California is often celebrated for its rich diversity. Geographic, cultural, and population differences are embraced as key ingredients that make our state successful. But when it comes to health care services, differences are neither expected nor valued.
Study after study indicates that where you live has a direct impact on your health and well-being. In fact, as Dr. Tony Iton of The California Endowment has said about determinants of health status, your zip code is probably more important than your genetic code. One look at the results from an Integrated Healthcare Association online tool, the California Regional Health Care Cost & Quality Atlas, confirms wide geographic variation in health care measures across the state — and the tremendous opportunities to improve quality and contain costs.
What drives this variation? More importantly, what can be done to minimize it? While some of the variation in care delivery may reflect differences in patient populations and needs, other differences are unexplained and likely unwarranted.
Benchmarking and tracking performance on key health care quality and cost measures is a critical first step in reducing unwarranted variation.
Dramatic Variations Across the State
As shown in the table below, quality gaps for people enrolled in commercial insurance products are common across the state’s 19 geographic regions, and the atlas data pinpoint significant opportunities to improve care for hundreds of thousands of people.
Among those who live in Imperial, Inyo, or Mono Counties, are commercially insured and have diabetes, three-quarters have blood sugar levels that are poorly controlled. That increases risks of serious complications like heart disease and kidney failure. In contrast, in Alameda County only one-third of diabetics have poorly controlled blood sugar levels.
In the case of cancer screening, if care for all commercially insured Californians represented by the atlas were provided at the same quality as top-performing regions, nearly 200,000 more people would have been screened for colorectal cancer in 2013, and 50,000 more women would have been screened for breast cancer.
Just as health care quality performance varies widely across California, so does cost. The annual average risk-adjusted total cost of care for commercial enrollees ranges from a high of $5,400 per person in San Francisco to a low of $3,600 in Kern County. These cost differences drive dramatic variations in health plan premiums. For those with high-deductible plans, it also means significant differences in patient costs based on where they live.
Combining Cost and Quality Performance
The atlas reveals significant geographic variation in both cost and quality. Is there a relationship between cost and quality? One way to answer this is by consolidating individual clinical quality measures using a composite quality measure that combines performance for cancer, diabetes, and asthma, and comparing it to total cost of care data.
As shown in the chart below, in Southern California (Regions 15-19), commercial enrollees receive relatively high-quality care at a lower cost (top-left quadrant), while those in Northern California (Regions 2-8) receive higher-quality care but at a much higher cost (top-right quadrant). Northern Counties (Region 1) is the only region that does not conform with other Northern California regions, landing in the lower-quality, higher-cost quadrant. In Central California (Regions 9-14), commercial enrollees generally receive lower-quality care with significant cost variation across geographic regions. Clearly, there does not seem to be a relationship between cost and quality.

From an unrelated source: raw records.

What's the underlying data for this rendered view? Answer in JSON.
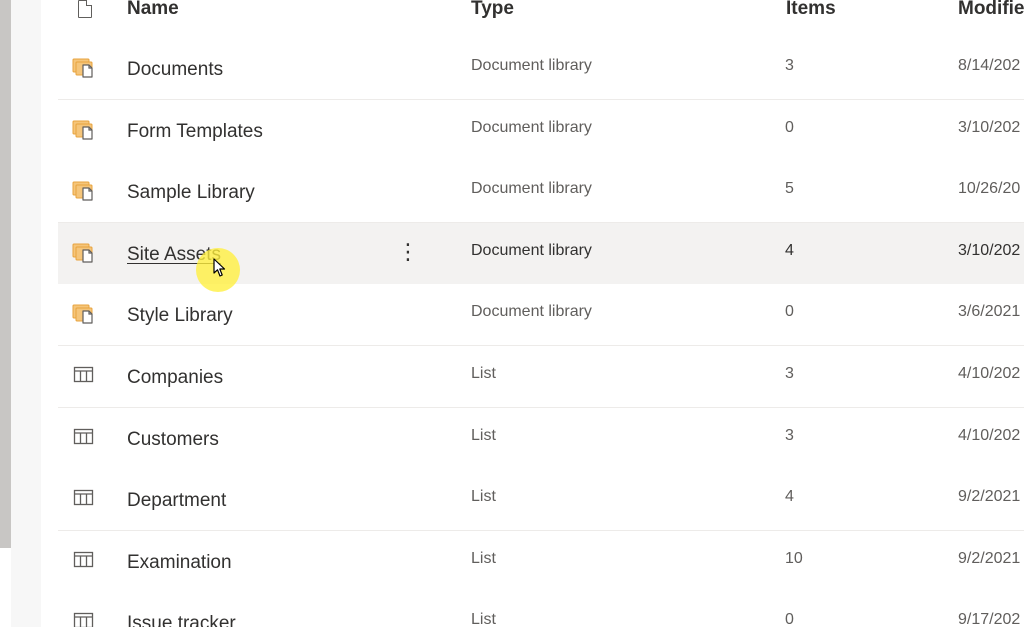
{
  "columns": {
    "name": "Name",
    "type": "Type",
    "items": "Items",
    "modified": "Modifie"
  },
  "rows": [
    {
      "name": "Documents",
      "type": "Document library",
      "items": "3",
      "modified": "8/14/202",
      "icon": "document-library-icon"
    },
    {
      "name": "Form Templates",
      "type": "Document library",
      "items": "0",
      "modified": "3/10/202",
      "icon": "document-library-icon"
    },
    {
      "name": "Sample Library",
      "type": "Document library",
      "items": "5",
      "modified": "10/26/20",
      "icon": "document-library-icon"
    },
    {
      "name": "Site Assets",
      "type": "Document library",
      "items": "4",
      "modified": "3/10/202",
      "icon": "document-library-icon",
      "hovered": true
    },
    {
      "name": "Style Library",
      "type": "Document library",
      "items": "0",
      "modified": "3/6/2021",
      "icon": "document-library-icon"
    },
    {
      "name": "Companies",
      "type": "List",
      "items": "3",
      "modified": "4/10/202",
      "icon": "list-icon"
    },
    {
      "name": "Customers",
      "type": "List",
      "items": "3",
      "modified": "4/10/202",
      "icon": "list-icon"
    },
    {
      "name": "Department",
      "type": "List",
      "items": "4",
      "modified": "9/2/2021",
      "icon": "list-icon"
    },
    {
      "name": "Examination",
      "type": "List",
      "items": "10",
      "modified": "9/2/2021",
      "icon": "list-icon"
    },
    {
      "name": "Issue tracker",
      "type": "List",
      "items": "0",
      "modified": "9/17/202",
      "icon": "list-icon"
    }
  ],
  "more_glyph": "⋮",
  "colors": {
    "library_icon": "#e8a33d",
    "text_primary": "#323130",
    "text_secondary": "#605e5c",
    "hover_row": "#f3f2f1",
    "cursor_highlight": "#fff03c"
  }
}
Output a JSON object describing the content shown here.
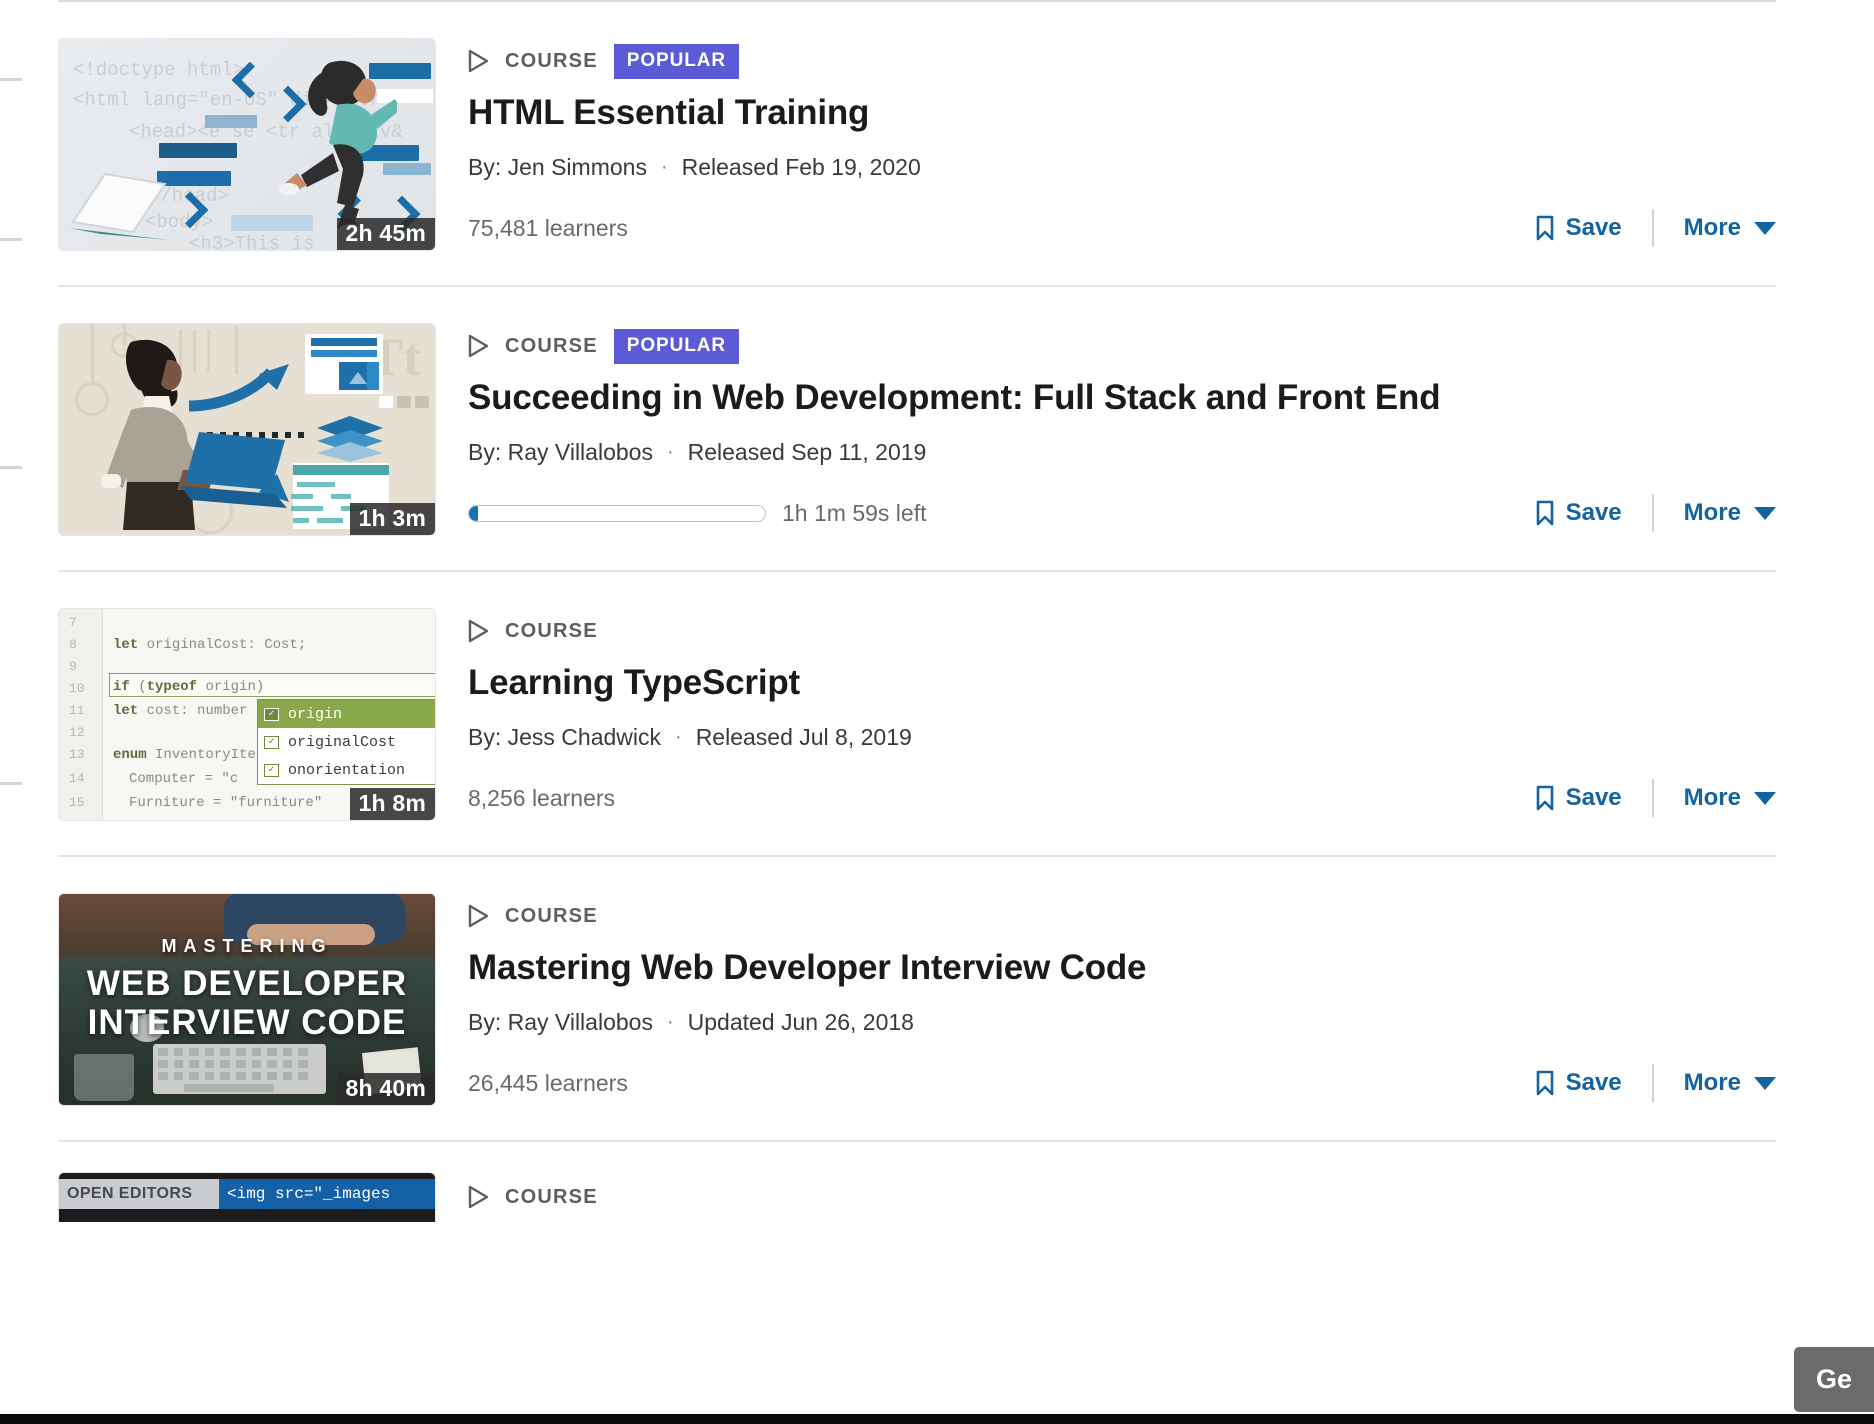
{
  "courses": [
    {
      "kind": "COURSE",
      "badge": "POPULAR",
      "title": "HTML Essential Training",
      "author": "By: Jen Simmons",
      "separator": "·",
      "release": "Released Feb 19, 2020",
      "duration": "2h 45m",
      "learners": "75,481 learners",
      "save_label": "Save",
      "more_label": "More",
      "thumb_alt": "Illustration of a woman leaping among HTML code snippets"
    },
    {
      "kind": "COURSE",
      "badge": "POPULAR",
      "title": "Succeeding in Web Development: Full Stack and Front End",
      "author": "By: Ray Villalobos",
      "separator": "·",
      "release": "Released Sep 11, 2019",
      "duration": "1h 3m",
      "progress_percent": 3,
      "time_left": "1h 1m 59s left",
      "save_label": "Save",
      "more_label": "More",
      "thumb_alt": "Illustration of a developer with a laptop and web layout diagrams"
    },
    {
      "kind": "COURSE",
      "badge": null,
      "title": "Learning TypeScript",
      "author": "By: Jess Chadwick",
      "separator": "·",
      "release": "Released Jul 8, 2019",
      "duration": "1h 8m",
      "learners": "8,256 learners",
      "save_label": "Save",
      "more_label": "More",
      "thumb_alt": "TypeScript code editor with autocomplete dropdown",
      "code_editor": {
        "line_numbers": [
          "7",
          "8",
          "9",
          "10",
          "11",
          "12",
          "13",
          "14",
          "15"
        ],
        "lines": [
          "let originalCost: Cost;",
          "if (typeof origin)",
          "let cost: number",
          "enum InventoryIte",
          "Computer = \"c",
          "Furniture = \"furniture\""
        ],
        "autocomplete": [
          "origin",
          "originalCost",
          "onorientation"
        ]
      }
    },
    {
      "kind": "COURSE",
      "badge": null,
      "title": "Mastering Web Developer Interview Code",
      "author": "By: Ray Villalobos",
      "separator": "·",
      "release": "Updated Jun 26, 2018",
      "duration": "8h 40m",
      "learners": "26,445 learners",
      "save_label": "Save",
      "more_label": "More",
      "thumb_alt": "Desk photo with keyboard and course title overlay",
      "thumb_text_top": "MASTERING",
      "thumb_text_main": "WEB DEVELOPER\nINTERVIEW CODE"
    }
  ],
  "partial_course": {
    "kind": "COURSE",
    "thumb_label_left": "OPEN EDITORS",
    "thumb_label_tab": "<img src=\"_images"
  },
  "floating_button": {
    "label": "Ge"
  },
  "colors": {
    "link": "#1263a0",
    "badge_popular": "#5b5bd6",
    "title": "#1b1b1b",
    "muted": "#6a6a6a",
    "kind": "#5e5e5e",
    "divider": "#e4e4e4",
    "progress_fill": "#1673b1",
    "duration_badge_bg": "#2a2a2a",
    "float_button_bg": "#6b6b6b"
  }
}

If care across the state for all commercially insured Californians represented by the atlas were provided at the same cost as observed in San Diego ― a relatively high-quality, low-cost region ― the overall cost of care would decrease by an estimated $4.4 billion annually, or about 10% of the $44 billion total cost of care for the commercially enrolled people represented in the atlas in 2013.
Atlas Benchmarking Guides Improvement
The first edition of the atlas sets an important benchmark to measure our progress in achieving the triple aim of better care, better health, and smarter spending. When the next edition of the atlas is released later this year, we’ll have an updated map with new data to help guide our path to higher-value care.
The wide variation in quality, especially for screening measures, is unacceptable. All the people counted in the atlas have insurance. While income, education, and other socioeconomic factors can affect access to care, health plans and providers must take responsibility for improving performance and closing clear quality gaps. The health of thousands of Californians depends on it.
Jeffrey Rideout is president and CEO of the Integrated Healthcare Association (IHA), a California leadership group that convenes diverse stakeholders committed to high-value, integrated care that improves quality and affordability for patients. Before joining IHA, he was senior medical advisor for Covered California, supporting clinical quality, network management, and delivery system reform related to the more than one million Californians enrolled through the state health insurance exchange. Jeffrey graduated from Harvard Medical School and completed his residency in internal medicine at the University of California, San Francisco.